La vida cotidiana y un viaje a Londres le permitieron al poeta decirse de sus caras:

La máscara de profesor,
La de poeta, la de buen vecino
Son disfraces cuando hay
Que salir afuera, a ganarse la vida.
La gran mascarada
Tiene lugar allá afuera...

Esta tercera parte, global, va más allá del hombre en la esquina o de quien se sienta en el balcón a escudriñar los misterios del cerro. Va más allá de quien en soledad se rasga la piel. Aquí alguien se desnuda, se quita las caras que suele usar.

El rostro que muestras todos los días
es una máscara; el que ocultas,
el que guardas para ti mismo, es otra.
Algo así parece querer
decirnos Shakespeare, nuestro
contemporáneo ¿o no?

Los tres escenarios, altares para el rito de liberar la memoria usados por el poeta, han servido para dejar al descubierto el propósito de quien escribe poesía sin pensar en ella. Un hombre que escribe para que todos entren en la poesía.
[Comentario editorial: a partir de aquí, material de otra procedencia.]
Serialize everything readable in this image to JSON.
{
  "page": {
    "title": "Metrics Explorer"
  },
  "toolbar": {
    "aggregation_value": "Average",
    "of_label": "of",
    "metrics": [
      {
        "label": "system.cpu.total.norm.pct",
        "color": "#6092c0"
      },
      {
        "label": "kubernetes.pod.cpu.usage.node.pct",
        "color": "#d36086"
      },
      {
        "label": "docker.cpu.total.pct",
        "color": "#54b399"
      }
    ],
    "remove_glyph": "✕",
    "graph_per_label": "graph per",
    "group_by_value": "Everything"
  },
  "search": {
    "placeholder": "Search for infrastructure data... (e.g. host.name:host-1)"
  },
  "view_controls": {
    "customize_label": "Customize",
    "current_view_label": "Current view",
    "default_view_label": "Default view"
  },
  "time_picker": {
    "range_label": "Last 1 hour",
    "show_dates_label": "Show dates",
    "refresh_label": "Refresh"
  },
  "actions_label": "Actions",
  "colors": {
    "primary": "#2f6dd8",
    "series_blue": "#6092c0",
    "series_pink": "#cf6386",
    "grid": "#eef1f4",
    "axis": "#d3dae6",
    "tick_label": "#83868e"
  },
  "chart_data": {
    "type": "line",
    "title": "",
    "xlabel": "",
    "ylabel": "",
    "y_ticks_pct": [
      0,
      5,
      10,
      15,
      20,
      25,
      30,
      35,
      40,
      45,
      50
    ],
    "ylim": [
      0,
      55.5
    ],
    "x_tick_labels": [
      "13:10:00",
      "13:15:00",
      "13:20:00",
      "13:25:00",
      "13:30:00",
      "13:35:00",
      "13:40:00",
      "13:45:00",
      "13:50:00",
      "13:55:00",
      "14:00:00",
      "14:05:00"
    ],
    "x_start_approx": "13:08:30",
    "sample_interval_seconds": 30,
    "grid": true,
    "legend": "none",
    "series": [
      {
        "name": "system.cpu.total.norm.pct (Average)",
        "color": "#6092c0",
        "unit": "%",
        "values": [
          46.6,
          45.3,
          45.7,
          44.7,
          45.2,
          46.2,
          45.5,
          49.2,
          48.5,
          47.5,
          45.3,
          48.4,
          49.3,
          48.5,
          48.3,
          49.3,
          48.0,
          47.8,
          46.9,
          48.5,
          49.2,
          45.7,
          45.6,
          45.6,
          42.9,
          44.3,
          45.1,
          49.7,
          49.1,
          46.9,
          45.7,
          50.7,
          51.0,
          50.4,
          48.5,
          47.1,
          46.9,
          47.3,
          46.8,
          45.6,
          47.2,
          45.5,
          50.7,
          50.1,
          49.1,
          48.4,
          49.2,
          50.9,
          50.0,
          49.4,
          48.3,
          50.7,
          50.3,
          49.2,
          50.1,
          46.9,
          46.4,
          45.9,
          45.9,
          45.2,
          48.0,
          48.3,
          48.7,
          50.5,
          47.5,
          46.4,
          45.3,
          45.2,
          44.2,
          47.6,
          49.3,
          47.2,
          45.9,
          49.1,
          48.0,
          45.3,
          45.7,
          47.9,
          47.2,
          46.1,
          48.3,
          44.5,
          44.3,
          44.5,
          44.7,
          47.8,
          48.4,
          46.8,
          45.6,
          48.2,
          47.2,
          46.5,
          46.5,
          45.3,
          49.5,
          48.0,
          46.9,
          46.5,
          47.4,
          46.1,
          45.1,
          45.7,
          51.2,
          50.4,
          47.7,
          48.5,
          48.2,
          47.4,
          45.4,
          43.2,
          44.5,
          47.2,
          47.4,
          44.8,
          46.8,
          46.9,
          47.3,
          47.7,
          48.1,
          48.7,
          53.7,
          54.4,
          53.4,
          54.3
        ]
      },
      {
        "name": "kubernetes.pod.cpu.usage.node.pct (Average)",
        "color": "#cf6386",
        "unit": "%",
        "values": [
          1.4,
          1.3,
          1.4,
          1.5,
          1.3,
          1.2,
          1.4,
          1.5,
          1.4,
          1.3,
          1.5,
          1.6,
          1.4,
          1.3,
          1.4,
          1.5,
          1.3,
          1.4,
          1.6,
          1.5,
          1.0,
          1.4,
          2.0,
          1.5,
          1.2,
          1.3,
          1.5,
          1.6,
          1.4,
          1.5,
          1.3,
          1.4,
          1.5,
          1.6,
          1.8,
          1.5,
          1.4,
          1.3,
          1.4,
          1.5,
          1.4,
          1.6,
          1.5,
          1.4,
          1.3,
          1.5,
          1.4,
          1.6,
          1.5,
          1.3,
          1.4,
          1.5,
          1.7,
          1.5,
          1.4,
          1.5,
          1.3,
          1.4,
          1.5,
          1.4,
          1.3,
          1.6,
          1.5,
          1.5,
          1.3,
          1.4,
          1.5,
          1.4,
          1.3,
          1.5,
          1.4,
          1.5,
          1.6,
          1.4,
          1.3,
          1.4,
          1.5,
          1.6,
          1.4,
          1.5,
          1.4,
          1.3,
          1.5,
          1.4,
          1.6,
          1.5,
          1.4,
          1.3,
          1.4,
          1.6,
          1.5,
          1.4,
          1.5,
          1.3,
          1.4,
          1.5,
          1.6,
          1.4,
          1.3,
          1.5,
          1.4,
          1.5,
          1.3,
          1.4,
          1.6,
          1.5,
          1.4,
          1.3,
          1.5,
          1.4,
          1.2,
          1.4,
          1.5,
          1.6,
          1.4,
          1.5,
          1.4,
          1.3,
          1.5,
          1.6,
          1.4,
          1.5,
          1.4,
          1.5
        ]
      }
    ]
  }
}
Un hombre ha sido testigo de las calles, de la gente, de una ciudad. Un hombre se descubre a diario en una montaña desde una ventana. Un hombre se arranca el rostro para colocarse otro. Definitivamente, un hombre. Un poeta que habla y como dice Eliot se ubica, construye, examina y viaja con sus distintas máscaras. Un hombre hecho varias personas en un poema.